President Zardari is said to have stayed the interior minister from sharing the findings with members of the party’s central executive committee who had gathered in Naudero to observe the third death anniversary of their party’s slain chairperson.
Bilawal, who reached Naudero on December 27 from London to attend the anniversary ceremonies along with his sisters Bakhtawar and Aseefa, could not attend the CEC meeting held on December 26 in which the inquiry report was to be presented before the party elders.
Now, the report would be presented before members of the PPP CEC in Islamabad within a week. Bilawal Bhutto is scheduled to attend the meeting.
Earlier, sources said, President Zardari stopped Rehman Malik from presenting the report because he wanted his son, the heir-apparent to the legacy of his assassinated mother and grandfather, to know the truth about the killing.
Inside sources said that the interior minister, explicitly urged both President Zardari and Prime Minister Yousaf Raza Gilani to let Kamal Shah, who was serving as interior secretary at the time of Benazir’s assassination, to continue on the post.
A number of senior party leaders were critical of the decision as they felt that he had not provided adequate security to Benazir Bhutto, which helped her assassins to carry out their job with impunity.

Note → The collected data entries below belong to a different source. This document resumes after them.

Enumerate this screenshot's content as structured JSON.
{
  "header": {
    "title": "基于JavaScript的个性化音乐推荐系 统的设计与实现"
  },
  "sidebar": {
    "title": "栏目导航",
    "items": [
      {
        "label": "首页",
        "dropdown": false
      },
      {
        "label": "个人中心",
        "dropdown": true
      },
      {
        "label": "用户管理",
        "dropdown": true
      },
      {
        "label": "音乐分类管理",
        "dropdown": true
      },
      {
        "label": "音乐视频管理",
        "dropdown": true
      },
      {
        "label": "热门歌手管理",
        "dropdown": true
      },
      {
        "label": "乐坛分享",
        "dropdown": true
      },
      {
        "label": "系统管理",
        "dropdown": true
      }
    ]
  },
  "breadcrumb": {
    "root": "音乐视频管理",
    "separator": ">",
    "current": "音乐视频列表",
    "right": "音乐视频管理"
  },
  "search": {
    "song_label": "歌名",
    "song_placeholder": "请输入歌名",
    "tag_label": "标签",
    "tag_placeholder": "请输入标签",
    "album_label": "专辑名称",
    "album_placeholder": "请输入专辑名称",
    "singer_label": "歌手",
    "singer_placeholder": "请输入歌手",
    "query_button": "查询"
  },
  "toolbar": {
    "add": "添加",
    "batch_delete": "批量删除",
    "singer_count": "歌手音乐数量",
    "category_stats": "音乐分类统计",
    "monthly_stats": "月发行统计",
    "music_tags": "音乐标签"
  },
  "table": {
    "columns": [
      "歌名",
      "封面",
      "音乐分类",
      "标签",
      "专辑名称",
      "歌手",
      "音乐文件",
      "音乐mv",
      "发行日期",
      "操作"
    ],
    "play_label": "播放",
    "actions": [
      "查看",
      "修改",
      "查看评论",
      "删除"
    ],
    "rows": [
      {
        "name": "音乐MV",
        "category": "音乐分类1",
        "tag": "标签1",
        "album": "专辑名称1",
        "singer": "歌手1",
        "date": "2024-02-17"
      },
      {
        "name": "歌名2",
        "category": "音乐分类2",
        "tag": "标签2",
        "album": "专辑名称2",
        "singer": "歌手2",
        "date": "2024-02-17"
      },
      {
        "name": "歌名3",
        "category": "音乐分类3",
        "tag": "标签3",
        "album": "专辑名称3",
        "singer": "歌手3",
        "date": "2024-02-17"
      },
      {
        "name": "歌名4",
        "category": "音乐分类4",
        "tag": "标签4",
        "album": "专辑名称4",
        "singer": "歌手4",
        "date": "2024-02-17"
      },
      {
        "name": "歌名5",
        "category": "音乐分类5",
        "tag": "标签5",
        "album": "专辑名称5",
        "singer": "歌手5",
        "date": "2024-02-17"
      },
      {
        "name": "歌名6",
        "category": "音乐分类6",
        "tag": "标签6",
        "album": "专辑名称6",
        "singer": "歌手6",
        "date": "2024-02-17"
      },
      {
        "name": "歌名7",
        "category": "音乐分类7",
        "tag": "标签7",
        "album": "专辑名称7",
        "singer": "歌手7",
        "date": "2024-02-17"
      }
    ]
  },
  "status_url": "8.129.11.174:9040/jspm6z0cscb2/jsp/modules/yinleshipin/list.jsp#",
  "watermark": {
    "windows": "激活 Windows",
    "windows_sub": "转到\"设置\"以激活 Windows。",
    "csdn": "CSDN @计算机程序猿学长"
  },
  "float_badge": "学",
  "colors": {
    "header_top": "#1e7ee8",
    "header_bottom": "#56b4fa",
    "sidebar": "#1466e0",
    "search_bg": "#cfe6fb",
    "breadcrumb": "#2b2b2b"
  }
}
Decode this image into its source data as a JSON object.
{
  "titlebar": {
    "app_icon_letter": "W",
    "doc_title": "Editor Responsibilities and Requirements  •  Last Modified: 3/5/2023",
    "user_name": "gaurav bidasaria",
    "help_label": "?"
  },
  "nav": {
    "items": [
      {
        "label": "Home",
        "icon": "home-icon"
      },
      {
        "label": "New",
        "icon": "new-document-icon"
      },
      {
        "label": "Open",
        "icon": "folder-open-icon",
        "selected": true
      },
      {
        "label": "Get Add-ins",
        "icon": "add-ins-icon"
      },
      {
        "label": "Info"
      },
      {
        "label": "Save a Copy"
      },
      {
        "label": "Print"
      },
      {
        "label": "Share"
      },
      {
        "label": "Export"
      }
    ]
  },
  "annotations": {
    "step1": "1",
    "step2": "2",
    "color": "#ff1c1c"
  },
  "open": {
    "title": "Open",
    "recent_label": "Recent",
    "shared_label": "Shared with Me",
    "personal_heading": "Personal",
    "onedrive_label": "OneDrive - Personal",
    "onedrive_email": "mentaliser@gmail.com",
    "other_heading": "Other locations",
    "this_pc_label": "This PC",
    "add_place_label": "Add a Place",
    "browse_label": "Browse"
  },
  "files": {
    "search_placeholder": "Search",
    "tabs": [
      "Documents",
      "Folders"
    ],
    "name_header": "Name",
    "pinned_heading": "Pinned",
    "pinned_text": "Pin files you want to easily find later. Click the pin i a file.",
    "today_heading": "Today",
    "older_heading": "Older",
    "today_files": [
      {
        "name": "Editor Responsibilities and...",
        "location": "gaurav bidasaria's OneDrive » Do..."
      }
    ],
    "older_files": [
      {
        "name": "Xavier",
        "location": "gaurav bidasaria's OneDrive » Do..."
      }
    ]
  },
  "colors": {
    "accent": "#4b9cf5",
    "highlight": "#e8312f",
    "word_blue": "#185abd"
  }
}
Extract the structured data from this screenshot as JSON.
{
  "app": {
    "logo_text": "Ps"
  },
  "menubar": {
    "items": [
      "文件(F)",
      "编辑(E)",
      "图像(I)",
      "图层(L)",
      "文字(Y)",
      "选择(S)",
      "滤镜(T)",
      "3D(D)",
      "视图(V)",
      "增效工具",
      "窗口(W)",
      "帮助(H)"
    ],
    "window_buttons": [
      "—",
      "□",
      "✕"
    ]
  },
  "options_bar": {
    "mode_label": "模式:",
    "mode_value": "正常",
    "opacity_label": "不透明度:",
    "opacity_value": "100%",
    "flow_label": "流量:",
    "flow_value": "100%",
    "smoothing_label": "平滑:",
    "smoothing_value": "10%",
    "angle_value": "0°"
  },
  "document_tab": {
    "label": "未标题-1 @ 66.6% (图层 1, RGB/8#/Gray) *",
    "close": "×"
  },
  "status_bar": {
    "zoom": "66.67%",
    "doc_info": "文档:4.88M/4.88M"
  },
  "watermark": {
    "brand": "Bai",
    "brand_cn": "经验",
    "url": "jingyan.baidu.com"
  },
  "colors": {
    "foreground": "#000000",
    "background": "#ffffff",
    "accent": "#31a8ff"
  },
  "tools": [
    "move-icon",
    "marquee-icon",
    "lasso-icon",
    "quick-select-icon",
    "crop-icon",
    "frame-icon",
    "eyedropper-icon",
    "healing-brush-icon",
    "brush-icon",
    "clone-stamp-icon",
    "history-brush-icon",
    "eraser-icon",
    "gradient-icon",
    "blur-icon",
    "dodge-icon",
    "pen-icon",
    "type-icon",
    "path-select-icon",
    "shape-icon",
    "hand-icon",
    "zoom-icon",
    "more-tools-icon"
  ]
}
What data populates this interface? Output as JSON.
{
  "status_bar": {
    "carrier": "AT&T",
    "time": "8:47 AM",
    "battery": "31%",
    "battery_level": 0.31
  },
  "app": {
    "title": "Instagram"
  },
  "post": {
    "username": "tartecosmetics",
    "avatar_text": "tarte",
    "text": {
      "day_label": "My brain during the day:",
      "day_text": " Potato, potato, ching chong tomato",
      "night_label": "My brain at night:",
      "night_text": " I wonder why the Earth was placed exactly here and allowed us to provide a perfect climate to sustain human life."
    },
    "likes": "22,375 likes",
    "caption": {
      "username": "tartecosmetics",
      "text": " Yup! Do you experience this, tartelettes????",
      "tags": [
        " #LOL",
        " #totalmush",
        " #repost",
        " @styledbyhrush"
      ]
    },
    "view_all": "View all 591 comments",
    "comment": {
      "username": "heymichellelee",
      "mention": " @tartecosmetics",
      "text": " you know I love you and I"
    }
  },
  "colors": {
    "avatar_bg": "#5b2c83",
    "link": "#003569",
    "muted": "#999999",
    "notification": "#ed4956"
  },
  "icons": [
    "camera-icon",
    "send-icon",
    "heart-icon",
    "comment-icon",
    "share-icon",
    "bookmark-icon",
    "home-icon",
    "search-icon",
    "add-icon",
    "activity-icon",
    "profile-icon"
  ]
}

But, Rehman Malik, who believed that Kamal Shah knew a lot, argued that as interior secretary, Shah was the focal person for all official and non-official communication among all departments concerned before and after the assassination.
The sources said Kamal Shah had helped in filling a lot of blanks in one of the most high-profile political murders in Pakistan’s history. Shah, they said, was even given one-year extension in service to extract maximum cooperation in this regard.
In a text message in a response to a question, Rehman Malik said that the inquiry report had been completed by a joint investigation team and it had nothing do with the interior ministry.
But, official sources said, guidelines had been provided by the interior ministry and Malik had been supervising the inquiry.
Top political sources said all members of the PPP CEC had expected a marathon session and a heated debate on the contents of the report.
Sources said, the CEC members, who were disappointed when they were informed by the president that the report would not be tabled during the meeting, did not question the decision, opting to wait for Bilawal to attend the meeting. However, much to the surprise of CEC members, apart from provincial party chiefs, no one was allowed to speak in the meeting.
One CEC member who attended the meeting said although CEC members wanted to speak on some matters, when they saw that it might displease the president, they opted to keep quiet.
Published in The Express Tribune, December 28th, 2010.